Los cuentos del destino 12


I El Mago

El pajarillo










Cr, Cr, Cr
Del huevecillo asomó primero el pico y luego salió la cabecita mojada. Mamá estaba allí. ¡Qué bien! Se arrulló cerca de su caliente cuerpo. ¡Qué gusto! ¡De allí no se movería nunca!
Empezó a crecer y tenía plumas suaves. Era una delicia sentir el calor del sol y ya no le inquietaba esperar a su mamá cuando ella traía comida.

- Tienes que empezar a volar, le dijo su mamá un día cualquiera.
- ¿Yo? Pero, pero, pero...

Pero de observar a los grandes pájaros le entraron muchísimas, muchísimas ganas, pero nada. Tenía que esforzarse tanto que perdía la concentración y plof.
Plof, plof, plof, plof...
Plim, plam, plim, plam.
¿Eso también eran pájaros? ¿De colores y redondos?

El malabarista ensayaba una de mil veces su número, su nuevo número para la corte. Quedaba un mes aún, tiempo suficiente para detenerse en el bosque a descansar y practicar hasta que los movimientos fueran inconscientes haciendo parecer que las bolas volaban y jugaban entre ellas. Ensayaba sus trucos secretamente , bueno, eso pensaba. Hasta que se dio cuenta de que le observaba un pajarillo. Por sus píos parecía gustarle. ¡Eso era un buen comienzo!
¡Pío, pío! ¡Yo quiero volar así! El malabarista sonreía de satisfacción, sus artilugios volaban mejor que aquel pajarillo.

Los días pasaban, las bolas daban vueltas y más vueltas asombrosas a muchos metros de altura formando cabrioletas inverosímiles. El pajarillo aprovechaba también para practicar cuando estaba solo. Pero no había manera por más que lo deseara con todas sus fuerzas.

- ¡Pío, pío! ¡Cógeme, cógeme para volar!
El malabarista lo entendió en el acto.
- ¡Pío! ¡Qué alegría!
- ¡Uy, qué miedo!
- ¡Píííííííío! ¡Qué divertido! ¡Quiero, quiero, quiero!

El pajarillo reía de gozo en píos descontrolados. El malabarista reía también.
Era muy divertido perseguir las bolas de colores, tanto que el pajarillo no se dio cuenta de que ya volaba más alto que alguna de ellas para luego aterrizar seguro en las manos del malabarista sonriente. No le contó nada a su madre, pensó en darle una sorpresa algún día. De momento aquello era muuuuuy difícil.
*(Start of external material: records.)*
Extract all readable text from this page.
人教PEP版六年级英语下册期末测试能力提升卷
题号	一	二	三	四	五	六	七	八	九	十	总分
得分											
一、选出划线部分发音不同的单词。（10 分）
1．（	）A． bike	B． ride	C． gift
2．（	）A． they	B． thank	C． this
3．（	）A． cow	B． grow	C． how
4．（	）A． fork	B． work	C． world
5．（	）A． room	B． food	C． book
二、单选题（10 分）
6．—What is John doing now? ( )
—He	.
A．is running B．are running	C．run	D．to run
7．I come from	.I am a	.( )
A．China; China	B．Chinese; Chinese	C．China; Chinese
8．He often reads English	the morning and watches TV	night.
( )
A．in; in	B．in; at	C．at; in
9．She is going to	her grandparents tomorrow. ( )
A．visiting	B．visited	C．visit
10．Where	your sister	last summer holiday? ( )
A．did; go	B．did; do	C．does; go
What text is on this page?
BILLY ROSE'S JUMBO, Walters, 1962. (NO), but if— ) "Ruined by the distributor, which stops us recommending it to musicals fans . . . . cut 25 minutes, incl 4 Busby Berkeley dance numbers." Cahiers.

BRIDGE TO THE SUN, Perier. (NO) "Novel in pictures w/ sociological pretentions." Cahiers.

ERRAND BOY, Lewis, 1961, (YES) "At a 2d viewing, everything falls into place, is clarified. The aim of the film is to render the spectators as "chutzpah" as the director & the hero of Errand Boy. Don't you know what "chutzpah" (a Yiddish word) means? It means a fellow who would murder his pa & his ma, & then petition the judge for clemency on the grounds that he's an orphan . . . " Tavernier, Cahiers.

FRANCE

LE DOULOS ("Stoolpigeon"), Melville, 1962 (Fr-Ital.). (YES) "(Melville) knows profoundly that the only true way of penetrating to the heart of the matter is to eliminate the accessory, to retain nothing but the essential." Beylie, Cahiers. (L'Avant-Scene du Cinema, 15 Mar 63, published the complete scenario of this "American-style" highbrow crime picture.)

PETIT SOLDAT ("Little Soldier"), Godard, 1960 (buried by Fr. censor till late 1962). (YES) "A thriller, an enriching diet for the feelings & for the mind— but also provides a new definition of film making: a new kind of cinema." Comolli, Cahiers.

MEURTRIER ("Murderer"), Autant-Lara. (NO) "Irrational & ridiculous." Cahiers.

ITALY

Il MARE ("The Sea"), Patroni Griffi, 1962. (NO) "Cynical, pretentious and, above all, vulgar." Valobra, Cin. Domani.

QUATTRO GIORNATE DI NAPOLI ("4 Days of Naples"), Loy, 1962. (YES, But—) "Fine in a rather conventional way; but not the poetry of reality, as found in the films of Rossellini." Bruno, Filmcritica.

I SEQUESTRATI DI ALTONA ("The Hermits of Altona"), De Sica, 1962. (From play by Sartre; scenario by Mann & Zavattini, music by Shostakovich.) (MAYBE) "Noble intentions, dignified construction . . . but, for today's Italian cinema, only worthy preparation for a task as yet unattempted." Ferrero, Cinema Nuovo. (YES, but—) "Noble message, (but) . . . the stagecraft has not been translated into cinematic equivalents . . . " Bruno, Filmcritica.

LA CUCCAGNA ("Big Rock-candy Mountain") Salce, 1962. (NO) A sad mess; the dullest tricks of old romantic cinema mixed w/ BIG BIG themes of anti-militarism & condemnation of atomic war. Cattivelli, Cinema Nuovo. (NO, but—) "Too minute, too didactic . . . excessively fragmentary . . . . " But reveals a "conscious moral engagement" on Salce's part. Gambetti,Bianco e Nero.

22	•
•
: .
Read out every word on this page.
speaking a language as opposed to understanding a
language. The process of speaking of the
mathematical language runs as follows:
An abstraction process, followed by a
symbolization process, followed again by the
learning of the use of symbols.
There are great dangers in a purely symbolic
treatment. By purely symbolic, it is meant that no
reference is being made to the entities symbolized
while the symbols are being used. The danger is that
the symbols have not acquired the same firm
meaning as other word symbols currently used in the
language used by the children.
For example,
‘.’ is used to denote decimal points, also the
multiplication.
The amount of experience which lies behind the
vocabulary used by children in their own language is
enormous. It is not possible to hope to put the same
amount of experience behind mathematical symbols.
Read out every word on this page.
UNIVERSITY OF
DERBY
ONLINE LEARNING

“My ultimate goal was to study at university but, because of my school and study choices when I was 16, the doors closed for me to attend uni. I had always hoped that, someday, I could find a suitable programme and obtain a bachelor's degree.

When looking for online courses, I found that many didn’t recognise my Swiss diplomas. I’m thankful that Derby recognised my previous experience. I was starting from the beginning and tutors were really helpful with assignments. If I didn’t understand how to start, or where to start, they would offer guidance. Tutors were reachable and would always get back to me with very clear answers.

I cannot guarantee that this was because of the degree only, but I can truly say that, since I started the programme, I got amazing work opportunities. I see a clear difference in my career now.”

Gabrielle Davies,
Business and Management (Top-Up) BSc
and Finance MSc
A medida que pasaban los días ambos se unieron al punto de sentirse muy orgullosos el uno del otro y de sí mismos. Practicaban juntos cada día concienzuda y descuidadamente. Cada movimiento se repetía una y mil veces. Era contagioso y el pajarillo no se cansaba.
Finalmente malabarista y pajarillo partieron hacia Palacio.

Toda la corte, cada uno de sus miembros, permaneció con la boca y los ojos abiertos sin poder cerrarlos, como platos, ante aquel fabuloso espectáculo nunca antes visto. Imagínate miradas y bocas, brocados y joyas, manos y respiraciones, cada milímetro en expectación rodeados de recias paredes y las más finas tapicerías de un rico reino, velas de llamas suspendidas.
Por más que permanecieron atentísimos no se dieron cuenta del guiño que lanzó el malabarista al pajarillo al final del número.

Los aplausos y los vivas fueron ensordecedores mientras el pájaro se alzaba desde el sombrero del malabarista lanzado por una fuerza inexplicable, dejando que los artilugios llovieran delicadamente en las manos del mago desde lo más alto. El pajarillo parecía danzar entre, sobre, debajo, al lado de cada uno de los instrumentos del mago. Cuando la última bola de color dorado tocó el techo sobre el lomo del pájaro. Éste dio un giro inesperado y continuo a su alrededor, en espirales y volátiles elipsis, se detuvo en el aire un inexistente segundo, sobrevoló y salió por la ventana. Volando, naturalmente, hacia el bosque.